10 Differences Between WIPO and NAF

August 30, 2012

By Doug Isenberg

I’m frequently asked how to decide where a UDRP complaint should be filed. With four providers to choose from, the decision is not always clear.

However, for various reasons, about 97% of all UDRP complaints through the years have been filed at the World Intellectual Property Organization (53%) or the National Arbitration Forum (44%), so the question I am most often asked is, “What’s the difference between WIPO and the NAF?”

Here’s my list of 10 differences between the top two UDRP service providers. (Given that I serve as a panelist for each — as well as for the Czech Arbitration Court, which also is a UDRP service provider — I’ve refrained from commenting on the importance, if any, of these differences. But, I’ll be happy to supplement this list if anyone contacts me with other notable differences.)
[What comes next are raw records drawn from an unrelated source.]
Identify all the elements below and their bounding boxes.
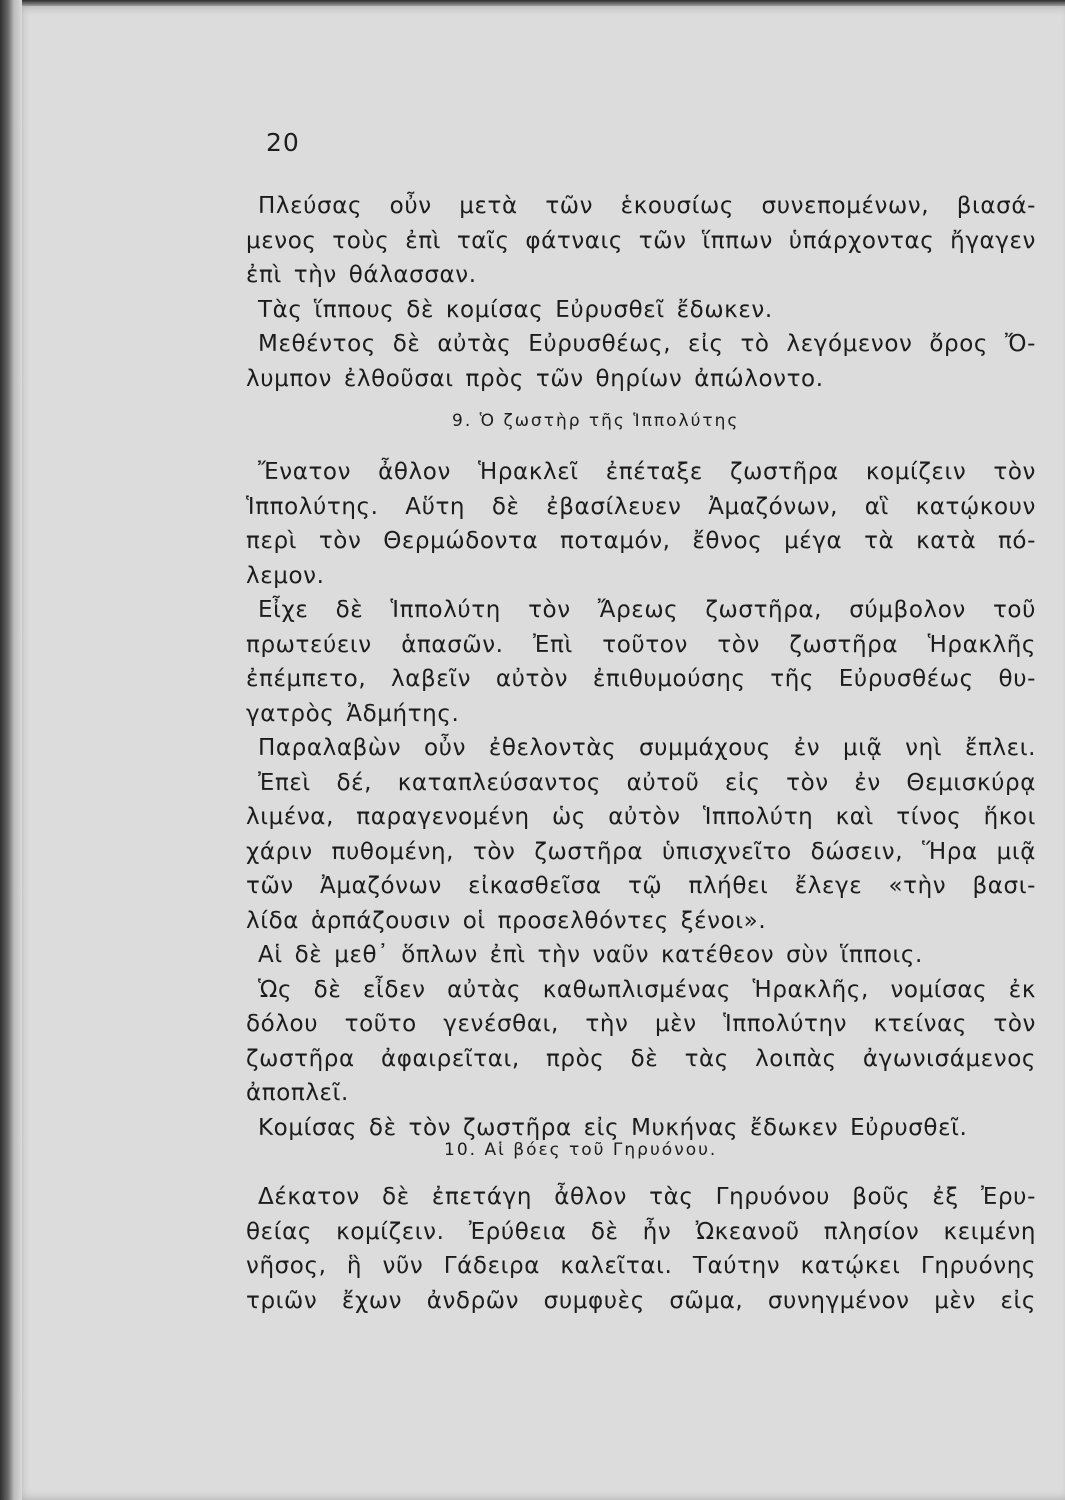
text-line: δόλου τοῦτο γενέσθαι, τὴν μὲν Ἱππολύτην κτείνας τὸν <box>246 1011 1036 1037</box>
text-line: Ἐπεὶ δέ, καταπλεύσαντος αὐτοῦ εἰς τὸν ἐν Θεμισκύρᾳ <box>258 769 1036 796</box>
scan-binding-edge <box>0 0 22 1500</box>
text-line: ἐπὶ τὴν θάλασσαν. <box>246 262 477 288</box>
text-line: μενος τοὺς ἐπὶ ταῖς φάτναις τῶν ἵππων ὑπάρχοντας ἤγαγεν <box>246 227 1036 254</box>
text-line: χάριν πυθομένη, τὸν ζωστῆρα ὑπισχνεῖτο δώσειν, Ἥρα μιᾷ <box>246 838 1036 865</box>
text-line: Πλεύσας οὖν μετὰ τῶν ἑκουσίως συνεπομένων, βιασά- <box>258 193 1036 219</box>
text-block-labor-nine <box>246 455 1036 1145</box>
text-line: πρωτεύειν ἁπασῶν. Ἐπὶ τοῦτον τὸν ζωστῆρα Ἡρακλῆς <box>246 631 1036 658</box>
text-line: τριῶν ἔχων ἀνδρῶν συμφυὲς σῶμα, συνηγμένον μὲν εἰς <box>246 1287 1036 1314</box>
text-line: ἐπέμπετο, λαβεῖν αὐτὸν ἐπιθυμούσης τῆς Εὐρυσθέως θυ- <box>246 666 1036 692</box>
text-line: Παραλαβὼν οὖν ἐθελοντὰς συμμάχους ἐν μιᾷ νηὶ ἔπλει. <box>258 735 1036 761</box>
text-line: τῶν Ἀμαζόνων εἰκασθεῖσα τῷ πλήθει ἔλεγε «τὴν βασι- <box>246 873 1036 899</box>
text-line: Κομίσας δὲ τὸν ζωστῆρα εἰς Μυκήνας ἔδωκεν Εὐρυσθεῖ. <box>258 1114 968 1141</box>
text-line: θείας κομίζειν. Ἐρύθεια δὲ ἦν Ὠκεανοῦ πλησίον κειμένη <box>246 1218 1036 1245</box>
page-number: 20 <box>266 128 300 157</box>
text-line: νῆσος, ἣ νῦν Γάδειρα καλεῖται. Ταύτην κατῴκει Γηρυόνης <box>246 1253 1036 1279</box>
text-block-labor-ten <box>246 1180 1036 1318</box>
text-line: λεμον. <box>246 562 325 589</box>
section-heading-10: 10. Αἱ βόες τοῦ Γηρυόνου. <box>444 1140 718 1160</box>
text-line: γατρὸς Ἀδμήτης. <box>246 700 460 727</box>
text-line: λυμπον ἐλθοῦσαι πρὸς τῶν θηρίων ἀπώλοντο. <box>246 365 824 392</box>
text-line: περὶ τὸν Θερμώδοντα ποταμόν, ἔθνος μέγα τὰ κατὰ πό- <box>246 528 1036 554</box>
text-line: Μεθέντος δὲ αὐτὰς Εὐρυσθέως, εἰς τὸ λεγόμενον ὄρος Ὄ- <box>258 331 1036 357</box>
text-line: Ἔνατον ἆθλον Ἡρακλεῖ ἐπέταξε ζωστῆρα κομίζειν τὸν <box>258 459 1036 485</box>
text-line: λίδα ἁρπάζουσιν οἱ προσελθόντες ξένοι». <box>246 907 767 934</box>
text-line: Αἱ δὲ μεθ᾽ ὅπλων ἐπὶ τὴν ναῦν κατέθεον σὺν ἵπποις. <box>258 942 923 968</box>
text-line: Δέκατον δὲ ἐπετάγη ἆθλον τὰς Γηρυόνου βοῦς ἐξ Ἐρυ- <box>258 1184 1036 1210</box>
text-line: Εἶχε δὲ Ἱππολύτη τὸν Ἄρεως ζωστῆρα, σύμβολον τοῦ <box>258 597 1036 623</box>
text-line: λιμένα, παραγενομένη ὡς αὐτὸν Ἱππολύτη καὶ τίνος ἥκοι <box>246 804 1036 830</box>
text-line: ζωστῆρα ἀφαιρεῖται, πρὸς δὲ τὰς λοιπὰς ἀγωνισάμενος <box>246 1045 1036 1072</box>
text-block-labor-eight-end <box>246 189 1036 396</box>
text-line: Τὰς ἵππους δὲ κομίσας Εὐρυσθεῖ ἔδωκεν. <box>258 296 773 323</box>
text-line: Ὡς δὲ εἶδεν αὐτὰς καθωπλισμένας Ἡρακλῆς, νομίσας ἐκ <box>258 976 1036 1003</box>
section-heading-9: 9. Ὁ ζωστὴρ τῆς Ἱππολύτης <box>452 411 740 431</box>
text-line: ἀποπλεῖ. <box>246 1080 349 1106</box>
text-line: Ἱππολύτης. Αὕτη δὲ ἐβασίλευεν Ἀμαζόνων, αἳ κατῴκουν <box>246 493 1036 520</box>
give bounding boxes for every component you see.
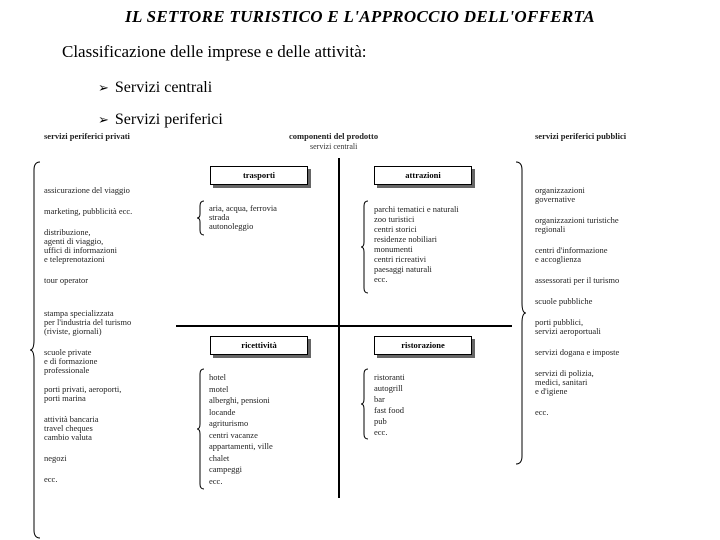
attrazioni-list — [374, 204, 459, 284]
list-item: e accoglienza — [535, 254, 582, 264]
list-item: e d'igiene — [535, 386, 568, 396]
vertical-divider — [338, 158, 340, 498]
bullet-label: Servizi centrali — [114, 79, 213, 96]
list-item: servizi dogana e imposte — [535, 347, 620, 357]
left-column-header: servizi periferici privati — [44, 131, 130, 141]
list-item: stampa specializzata — [44, 308, 114, 318]
list-item: paesaggi naturali — [374, 264, 432, 274]
list-item: organizzazioni — [535, 185, 585, 195]
ristorazione-list — [374, 372, 405, 438]
list-item: agriturismo — [209, 418, 249, 428]
list-item: distribuzione, — [44, 227, 91, 237]
list-item: autonoleggio — [209, 221, 254, 231]
list-item: parchi tematici e naturali — [374, 204, 459, 214]
horizontal-divider — [176, 325, 512, 327]
list-item: servizi di polizia, — [535, 368, 594, 378]
arrow-bullet-icon: ➢ — [98, 81, 109, 96]
trasporti-brace — [196, 200, 206, 236]
center-column-subheader: servizi centrali — [310, 142, 358, 151]
list-item: pub — [374, 416, 387, 426]
box-attrazioni: attrazioni — [374, 166, 472, 185]
slide-title: IL SETTORE TURISTICO E L'APPROCCIO DELL'OFFERTA — [125, 7, 595, 26]
list-item: ecc. — [44, 474, 58, 484]
list-item: autogrill — [374, 383, 403, 393]
list-item: ecc. — [535, 407, 549, 417]
center-column-header: componenti del prodotto — [289, 131, 379, 141]
list-item: servizi aeroportuali — [535, 326, 601, 336]
ricettivita-list — [209, 372, 273, 487]
list-item: marketing, pubblicità ecc. — [44, 206, 133, 216]
arrow-bullet-icon: ➢ — [98, 113, 109, 128]
trasporti-list — [209, 204, 277, 231]
right-column-header: servizi periferici pubblici — [535, 131, 627, 141]
list-item: assicurazione del viaggio — [44, 185, 130, 195]
list-item: strada — [209, 212, 230, 222]
list-item: scuole private — [44, 347, 92, 357]
bullet-central-services — [98, 79, 212, 97]
bullet-peripheral-services — [98, 111, 223, 129]
list-item: hotel — [209, 372, 226, 382]
list-item: professionale — [44, 365, 90, 375]
slide-subtitle: Classificazione delle imprese e delle attività: — [62, 42, 367, 61]
list-item: ristoranti — [374, 372, 405, 382]
list-item: porti marina — [44, 393, 86, 403]
list-item: ecc. — [374, 274, 388, 284]
list-item: organizzazioni turistiche — [535, 215, 619, 225]
list-item: scuole pubbliche — [535, 296, 593, 306]
list-item: centri d'informazione — [535, 245, 608, 255]
list-item: bar — [374, 394, 385, 404]
list-item: ecc. — [209, 475, 223, 486]
list-item: fast food — [374, 405, 404, 415]
list-item: campeggi — [209, 464, 243, 474]
list-item: locande — [209, 406, 236, 417]
list-item: tour operator — [44, 275, 89, 285]
list-item: travel cheques — [44, 423, 93, 433]
ristorazione-brace — [360, 368, 370, 440]
list-item: regionali — [535, 224, 566, 234]
list-item: appartamenti, ville — [209, 441, 273, 451]
left-items — [44, 186, 132, 484]
list-item: agenti di viaggio, — [44, 236, 104, 246]
list-item: porti privati, aeroporti, — [44, 384, 122, 394]
list-item: attività bancaria — [44, 414, 99, 424]
list-item: negozi — [44, 453, 67, 463]
list-item: per l'industria del turismo — [44, 317, 132, 327]
list-item: centri storici — [374, 224, 417, 234]
bullet-label: Servizi periferici — [114, 111, 223, 128]
list-item: zoo turistici — [374, 214, 415, 224]
list-item: porti pubblici, — [535, 317, 584, 327]
list-item: motel — [209, 383, 229, 394]
list-item: uffici di informazioni — [44, 245, 118, 255]
list-item: centri vacanze — [209, 429, 258, 440]
list-item: alberghi, pensioni — [209, 395, 270, 405]
list-item: e teleprenotazioni — [44, 254, 105, 264]
list-item: aria, acqua, ferrovia — [209, 203, 277, 213]
list-item: (riviste, giornali) — [44, 326, 102, 336]
box-trasporti: trasporti — [210, 166, 308, 185]
list-item: monumenti — [374, 244, 413, 254]
list-item: centri ricreativi — [374, 254, 427, 264]
list-item: assessorati per il turismo — [535, 275, 620, 285]
ricettivita-brace — [196, 368, 206, 490]
right-column-brace — [514, 160, 526, 466]
list-item: governative — [535, 194, 576, 204]
list-item: medici, sanitari — [535, 377, 588, 387]
list-item: residenze nobiliari — [374, 234, 438, 244]
list-item: ecc. — [374, 427, 388, 437]
box-ristorazione: ristorazione — [374, 336, 472, 355]
list-item: cambio valuta — [44, 432, 92, 442]
attrazioni-brace — [360, 200, 370, 294]
list-item: e di formazione — [44, 356, 98, 366]
box-ricettivita: ricettività — [210, 336, 308, 355]
left-column-brace — [30, 160, 42, 540]
list-item: chalet — [209, 452, 230, 463]
right-items — [535, 186, 619, 417]
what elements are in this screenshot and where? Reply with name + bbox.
  1. Length. UDRP complaints and responses are limited to 15 pages at NAF and 5,000 words at WIPO.
  2. Fees. For a simple UDRP complaint (1-5 domain names, single panelist), NAF’s filing fee of $1,300 is slightly lower than WIPO’s filing fee of $1,500. However, NAF charges a fee of $400 for an “additional submission,” whereas WIPO does not charge for such supplemental filings.
  3. Refunds.  WIPO’s fee schedule (which is incorporated by reference as a part of the WIPO supplemental rules) provides for a refund of a portion of the filing fee (typically $1,000 of the $1,500 filing fee) if a proceeding is terminated (such as by settlement) before the panel has been appointed. NAF’s supplemental rules do not provide for refunds in the event of termination.
  4. Supplemental Filings. NAF’s supplemental rules expressly provide for submission of “additional written statements and documents” (for a fee, see above). Although WIPO’s supplemental rules do not address this issue, the WIPO Overview 2.0 says that supplemental filings “would typically be put before the panel upon the panel’s appointment — at no additional charge — for determination as to admissibility, and assessment of need for further procedural steps (if any).”
  5. Extensions.  NAF’s supplemental rules require payment of a $100 fee when requesting an extension of time. WIPO does not require a fee.
  6. Holidays.  NAF’s supplemental rules exclude U.S. holidays and weekends when accounting for deadlines. WIPO’s supplemental rules do not address holidays or weekends.
  7. Timing. According to my own random but very unscientific review of 10 recent UDRP decisions, WIPO published decisions on average 11.2 days after the decision date, while NAF published decisions on average 3.3 days after the decision date.
  8. Panelists. Although I have not undertaken a comprehensive review of the WIPO list of panelists and the NAF list of panelists, my perception is that WIPO’s list is comprised largely of trademark and domain name attorneys in private practice while NAF’s list includes many retired judges. (Of course, there are numerous exceptions to this generality.)  In addition, it is my understanding that WIPO’s list is larger and includes panelists from many more countries.
  9. Location and Staff. NAF’s offices are located in Minneapolis (UTC/GMT -6 hours; UTC/GMT -5 hours during Daylight Saving Time), while WIPO is based in Geneva (UTC/GMT +1 hour; UTC/GMT +2 hours during Central European Summer Time). My perception is that WIPO’s staff is larger and can speak more languages.
  10. Precedent. Although the doctrine of stare decisis, or precedent, is not imposed in the UDRP setting, panelists typically strive to reach decisions that are consistent with previous decisions, to ensure that, as WIPO has said, “the UDRP system operates in a fair, effective and predictable manner for all parties, while responding to the continuing evolution of the domain name system.” To assist with this process, WIPO has published an Overview that describes consensus on a number of UDRP issues. Although the Overview only cites WIPO decisions, and NAF has not published a similar document, the WIPO Overview is often cited by parties and panelists in both WIPO and NAF proceedings.